RE: Oxford Biomedica would be stupid not to take a leap of faith and contact this research team and offer to help them?29 Jan 2024 18:01
Have you actually given any consideration to the number of people who would need to be treated? In all likelihood you'd be long dead before your turn in the queue came around! Current CAR-T treatments are not only expensive but also use a lot of hospital resources; patients currently have a risk/recovery period of 2-3 months and it's not uncommon for them to have to be admitted to hospital throughout because the treatment can impair their immune systems (it may cure their cancer but in the "change over" period they can be susceptible to other diseases).
I'm not saying that the research is without merit but, unless they can come up with a pill or an injection, the pure logistics, let alone the economics, of the existing procedures make a mass roll-out unfeasible. Furthermore, OXB is about the delivery system rather than the treatment itself (if you like, OXB provides the inhaler not the drug) and unless the drug makers can come up with a means to swap out the T-cells without the need for a "transfusion" (the reason that they have to remove the old T-cells before replacing them with the new T-cells is because they can't "co-habit") and the consequential hospital stay then the type of delivery system becomes a fairly mute point.
The existing treatment just can't handle millions of patients each year, let alone tens of millions, hundreds of millions or even billions; it's not (necessarily) the cost of the treatment that is the ultimate stumbling block but the time (2-3 months per patient) and resources needed (individually tailoring the treatment for each patient, hospitals, beds etc.).
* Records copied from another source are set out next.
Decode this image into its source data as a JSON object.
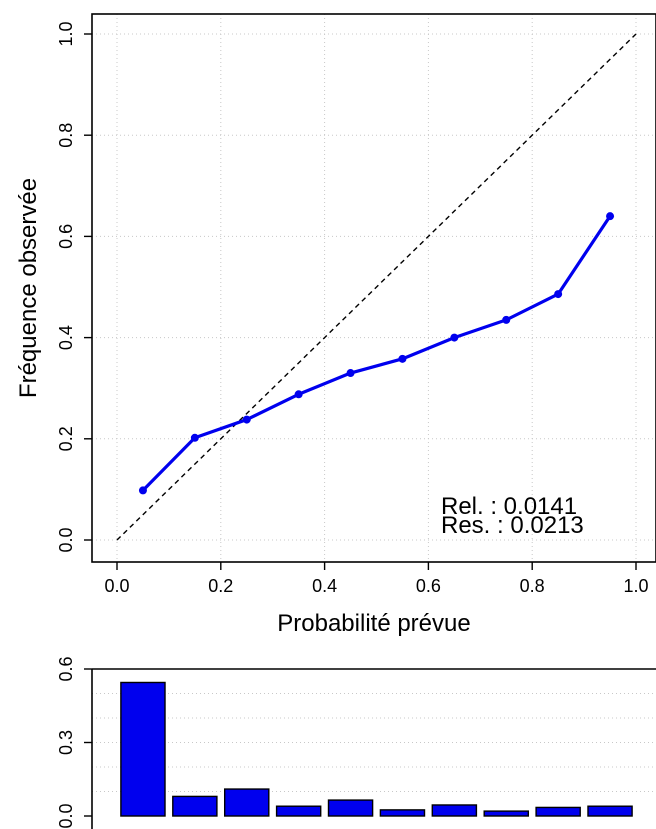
{
  "chart_data": [
    {
      "type": "line",
      "xlabel": "Probabilité prévue",
      "ylabel": "Fréquence observée",
      "xlim": [
        0,
        1
      ],
      "ylim": [
        0,
        1
      ],
      "xticks": [
        "0.0",
        "0.2",
        "0.4",
        "0.6",
        "0.8",
        "1.0"
      ],
      "yticks": [
        "0.0",
        "0.2",
        "0.4",
        "0.6",
        "0.8",
        "1.0"
      ],
      "grid": true,
      "reference_line": "diagonal",
      "series": [
        {
          "x": [
            0.05,
            0.15,
            0.25,
            0.35,
            0.45,
            0.55,
            0.65,
            0.75,
            0.85,
            0.95
          ],
          "y": [
            0.098,
            0.202,
            0.238,
            0.288,
            0.33,
            0.358,
            0.4,
            0.435,
            0.486,
            0.64
          ],
          "color": "#0000ee"
        }
      ],
      "annotations": [
        "Rel. : 0.0141",
        "Res. : 0.0213"
      ]
    },
    {
      "type": "bar",
      "ylim": [
        0,
        0.6
      ],
      "yticks": [
        "0.0",
        "0.3",
        "0.6"
      ],
      "grid": true,
      "x_centers": [
        0.05,
        0.15,
        0.25,
        0.35,
        0.45,
        0.55,
        0.65,
        0.75,
        0.85,
        0.95
      ],
      "values": [
        0.545,
        0.08,
        0.11,
        0.04,
        0.065,
        0.025,
        0.045,
        0.02,
        0.035,
        0.04
      ],
      "color": "#0000ee"
    }
  ]
}
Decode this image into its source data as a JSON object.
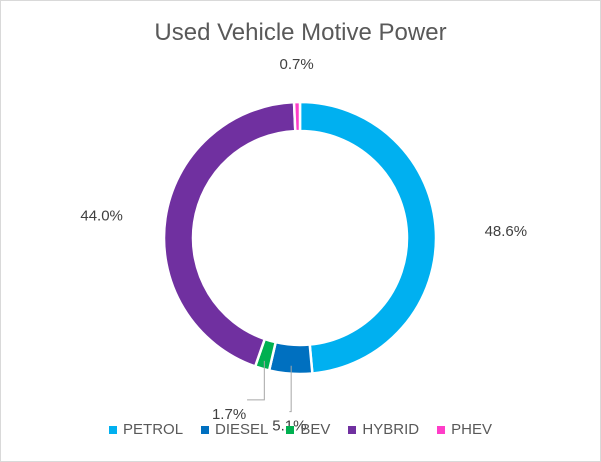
{
  "chart_data": {
    "type": "pie",
    "variant": "doughnut",
    "title": "Used Vehicle Motive Power",
    "categories": [
      "PETROL",
      "DIESEL",
      "BEV",
      "HYBRID",
      "PHEV"
    ],
    "values": [
      48.6,
      5.1,
      1.7,
      44.0,
      0.7
    ],
    "data_labels": [
      "48.6%",
      "5.1%",
      "1.7%",
      "44.0%",
      "0.7%"
    ],
    "colors": [
      "#00b0f0",
      "#0070c0",
      "#00b050",
      "#7030a0",
      "#ff3dc8"
    ],
    "legend_position": "bottom",
    "start_angle_deg": 0,
    "direction": "clockwise"
  }
}
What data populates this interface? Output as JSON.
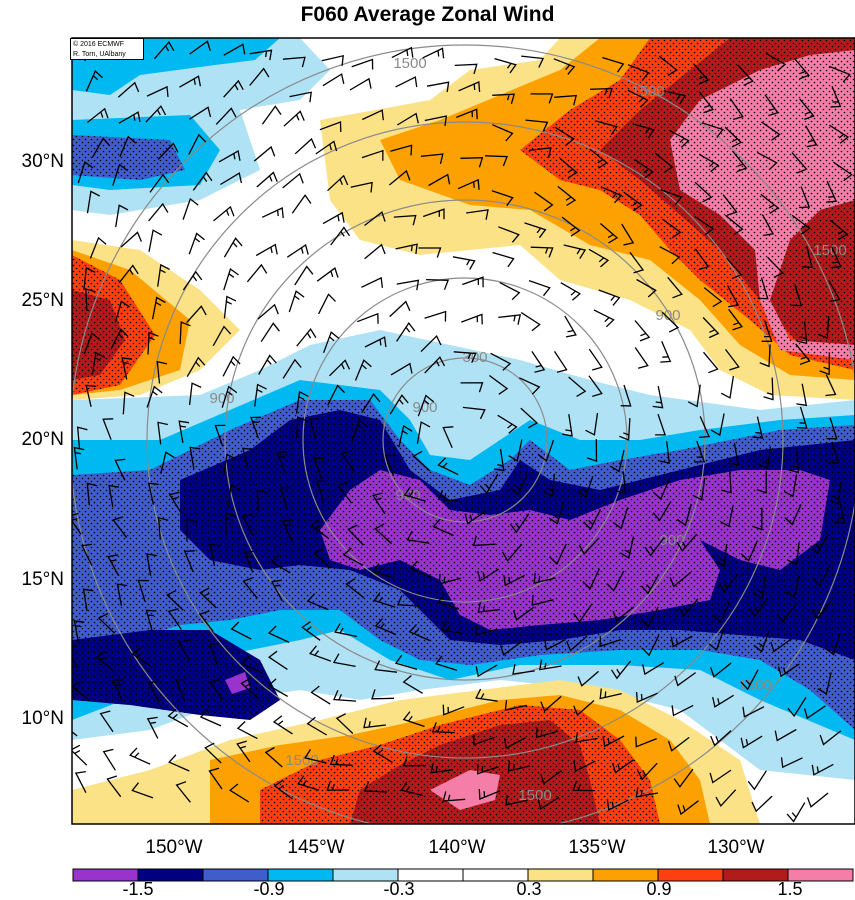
{
  "title": "F060 Average Zonal Wind",
  "credit": {
    "line1": "© 2016 ECMWF",
    "line2": "R. Torn, UAlbany"
  },
  "map": {
    "lat_labels": [
      "30°N",
      "25°N",
      "20°N",
      "15°N",
      "10°N"
    ],
    "lon_labels": [
      "150°W",
      "145°W",
      "140°W",
      "135°W",
      "130°W"
    ],
    "range_ring_labels": [
      "300",
      "900",
      "900",
      "900",
      "900",
      "900",
      "1500",
      "1500",
      "1500",
      "1500",
      "1500",
      "1500"
    ]
  },
  "colorbar": {
    "tick_labels": [
      "-1.5",
      "-0.9",
      "-0.3",
      "0.3",
      "0.9",
      "1.5"
    ],
    "colors": [
      "#9933cc",
      "#000080",
      "#3f5ecb",
      "#00b9f0",
      "#b0e2f5",
      "#ffffff",
      "#ffffff",
      "#fbe287",
      "#fda102",
      "#fe3f10",
      "#b11b1a",
      "#f57ea9"
    ]
  },
  "colors": {
    "purple": "#9933cc",
    "navy": "#000080",
    "blue": "#3f5ecb",
    "cyan": "#00b9f0",
    "lightblue": "#b0e2f5",
    "white": "#ffffff",
    "lightyellow": "#fbe287",
    "orange": "#fda102",
    "redorange": "#fe3f10",
    "darkred": "#b11b1a",
    "pink": "#f57ea9"
  }
}
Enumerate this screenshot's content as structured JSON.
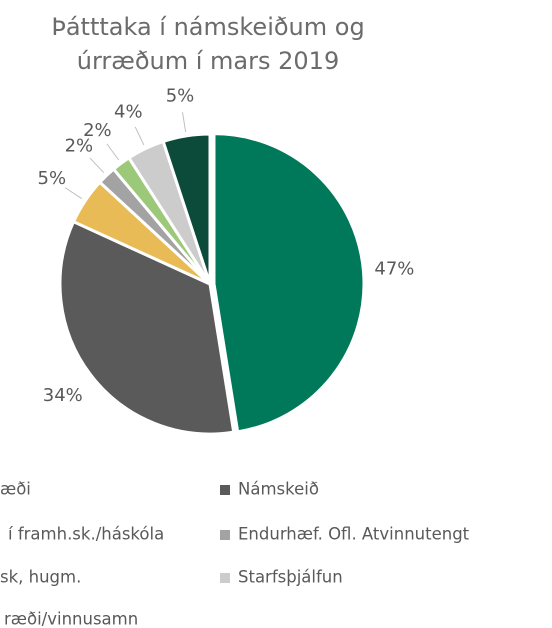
{
  "chart_data": {
    "type": "pie",
    "title": "Þátttaka í námskeiðum og úrræðum í mars 2019",
    "categories": [
      "æði",
      "Námskeið",
      "í framh.sk./háskóla",
      "Endurhæf. Ofl. Atvinnutengt",
      "sk, hugm.",
      "Starfsþjálfun",
      "ræði/vinnusamn"
    ],
    "values": [
      47,
      34,
      5,
      2,
      2,
      4,
      5
    ],
    "value_labels": [
      "47%",
      "34%",
      "5%",
      "2%",
      "2%",
      "4%",
      "5%"
    ],
    "colors": [
      "#00785a",
      "#5a5a5a",
      "#e9bb57",
      "#a3a3a3",
      "#9cc979",
      "#cccccc",
      "#0c4a3a"
    ]
  }
}
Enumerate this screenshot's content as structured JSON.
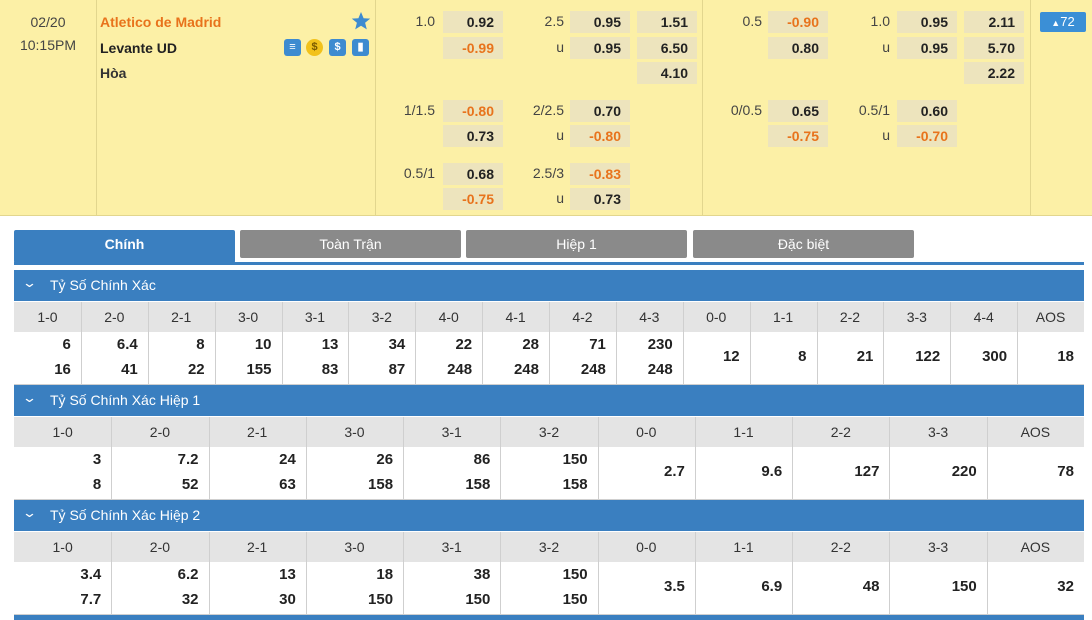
{
  "match": {
    "date": "02/20",
    "time": "10:15PM",
    "home": "Atletico de Madrid",
    "away": "Levante UD",
    "draw": "Hòa",
    "badge": "72"
  },
  "odds": [
    [
      [
        "1.0",
        null
      ],
      [
        "0.92",
        "-0.99"
      ],
      [
        "2.5",
        "u"
      ],
      [
        "0.95",
        "0.95"
      ],
      [
        "1.51",
        "6.50",
        "4.10"
      ],
      [
        "0.5",
        null
      ],
      [
        "-0.90",
        "0.80"
      ],
      [
        "1.0",
        "u"
      ],
      [
        "0.95",
        "0.95"
      ],
      [
        "2.11",
        "5.70",
        "2.22"
      ]
    ],
    [
      [
        "1/1.5",
        null
      ],
      [
        "-0.80",
        "0.73"
      ],
      [
        "2/2.5",
        "u"
      ],
      [
        "0.70",
        "-0.80"
      ],
      [],
      [
        "0/0.5",
        null
      ],
      [
        "0.65",
        "-0.75"
      ],
      [
        "0.5/1",
        "u"
      ],
      [
        "0.60",
        "-0.70"
      ],
      []
    ],
    [
      [
        "0.5/1",
        null
      ],
      [
        "0.68",
        "-0.75"
      ],
      [
        "2.5/3",
        "u"
      ],
      [
        "-0.83",
        "0.73"
      ],
      [],
      [],
      [],
      [],
      [],
      []
    ]
  ],
  "tabs": [
    "Chính",
    "Toàn Trận",
    "Hiệp 1",
    "Đặc biệt"
  ],
  "sections": [
    {
      "title": "Tỷ Số Chính Xác",
      "columns": [
        {
          "score": "1-0",
          "values": [
            "6",
            "16"
          ]
        },
        {
          "score": "2-0",
          "values": [
            "6.4",
            "41"
          ]
        },
        {
          "score": "2-1",
          "values": [
            "8",
            "22"
          ]
        },
        {
          "score": "3-0",
          "values": [
            "10",
            "155"
          ]
        },
        {
          "score": "3-1",
          "values": [
            "13",
            "83"
          ]
        },
        {
          "score": "3-2",
          "values": [
            "34",
            "87"
          ]
        },
        {
          "score": "4-0",
          "values": [
            "22",
            "248"
          ]
        },
        {
          "score": "4-1",
          "values": [
            "28",
            "248"
          ]
        },
        {
          "score": "4-2",
          "values": [
            "71",
            "248"
          ]
        },
        {
          "score": "4-3",
          "values": [
            "230",
            "248"
          ]
        },
        {
          "score": "0-0",
          "values": [
            "12"
          ]
        },
        {
          "score": "1-1",
          "values": [
            "8"
          ]
        },
        {
          "score": "2-2",
          "values": [
            "21"
          ]
        },
        {
          "score": "3-3",
          "values": [
            "122"
          ]
        },
        {
          "score": "4-4",
          "values": [
            "300"
          ]
        },
        {
          "score": "AOS",
          "values": [
            "18"
          ]
        }
      ]
    },
    {
      "title": "Tỷ Số Chính Xác Hiệp 1",
      "columns": [
        {
          "score": "1-0",
          "values": [
            "3",
            "8"
          ]
        },
        {
          "score": "2-0",
          "values": [
            "7.2",
            "52"
          ]
        },
        {
          "score": "2-1",
          "values": [
            "24",
            "63"
          ]
        },
        {
          "score": "3-0",
          "values": [
            "26",
            "158"
          ]
        },
        {
          "score": "3-1",
          "values": [
            "86",
            "158"
          ]
        },
        {
          "score": "3-2",
          "values": [
            "150",
            "158"
          ]
        },
        {
          "score": "0-0",
          "values": [
            "2.7"
          ]
        },
        {
          "score": "1-1",
          "values": [
            "9.6"
          ]
        },
        {
          "score": "2-2",
          "values": [
            "127"
          ]
        },
        {
          "score": "3-3",
          "values": [
            "220"
          ]
        },
        {
          "score": "AOS",
          "values": [
            "78"
          ]
        }
      ]
    },
    {
      "title": "Tỷ Số Chính Xác Hiệp 2",
      "columns": [
        {
          "score": "1-0",
          "values": [
            "3.4",
            "7.7"
          ]
        },
        {
          "score": "2-0",
          "values": [
            "6.2",
            "32"
          ]
        },
        {
          "score": "2-1",
          "values": [
            "13",
            "30"
          ]
        },
        {
          "score": "3-0",
          "values": [
            "18",
            "150"
          ]
        },
        {
          "score": "3-1",
          "values": [
            "38",
            "150"
          ]
        },
        {
          "score": "3-2",
          "values": [
            "150",
            "150"
          ]
        },
        {
          "score": "0-0",
          "values": [
            "3.5"
          ]
        },
        {
          "score": "1-1",
          "values": [
            "6.9"
          ]
        },
        {
          "score": "2-2",
          "values": [
            "48"
          ]
        },
        {
          "score": "3-3",
          "values": [
            "150"
          ]
        },
        {
          "score": "AOS",
          "values": [
            "32"
          ]
        }
      ]
    }
  ]
}
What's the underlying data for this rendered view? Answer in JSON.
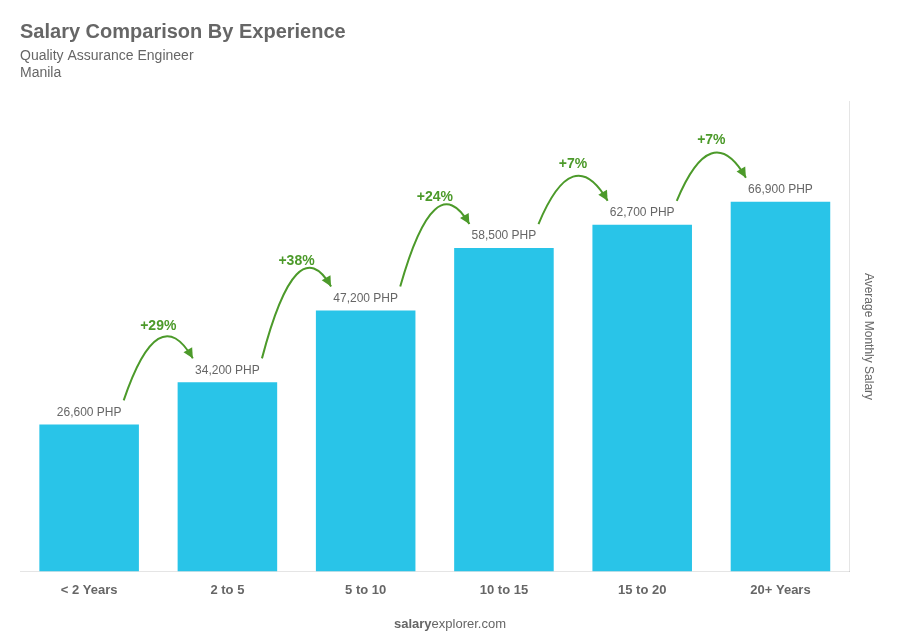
{
  "chart_data": {
    "type": "bar",
    "title": "Salary Comparison By Experience",
    "subtitle": [
      "Quality Assurance Engineer",
      "Manila"
    ],
    "categories": [
      "< 2 Years",
      "2 to 5",
      "5 to 10",
      "10 to 15",
      "15 to 20",
      "20+ Years"
    ],
    "values": [
      26600,
      34200,
      47200,
      58500,
      62700,
      66900
    ],
    "value_labels": [
      "26,600 PHP",
      "34,200 PHP",
      "47,200 PHP",
      "58,500 PHP",
      "62,700 PHP",
      "66,900 PHP"
    ],
    "data_labels": true,
    "annotations": [
      {
        "value": 29,
        "label": "+29%"
      },
      {
        "value": 38,
        "label": "+38%"
      },
      {
        "value": 24,
        "label": "+24%"
      },
      {
        "value": 7,
        "label": "+7%"
      },
      {
        "value": 7,
        "label": "+7%"
      }
    ],
    "color": "#29c4e8",
    "ylabel": "Average Monthly Salary",
    "footer": [
      "salary",
      "explorer.com"
    ],
    "ylim": [
      0,
      85000
    ],
    "grid": false,
    "legend": false,
    "tick_labels": "x"
  }
}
Finally, and it shouldn't be ignored, no drug company is going to pursue this because if it achieved all of its aims it might ultimately put them out of business! You only have to look at the treatment for stomach ulcers to see that this is true; for decades drug companies refused to accept evidence that stomach ulcers were caused by bacteria in the gut and that some, if not all, of them could (potentially) be cured by a simple, one-off dose of antibiotics because they were making £billions from ulcer drugs (such as Zantac) that tackled the symptoms rather than the cause.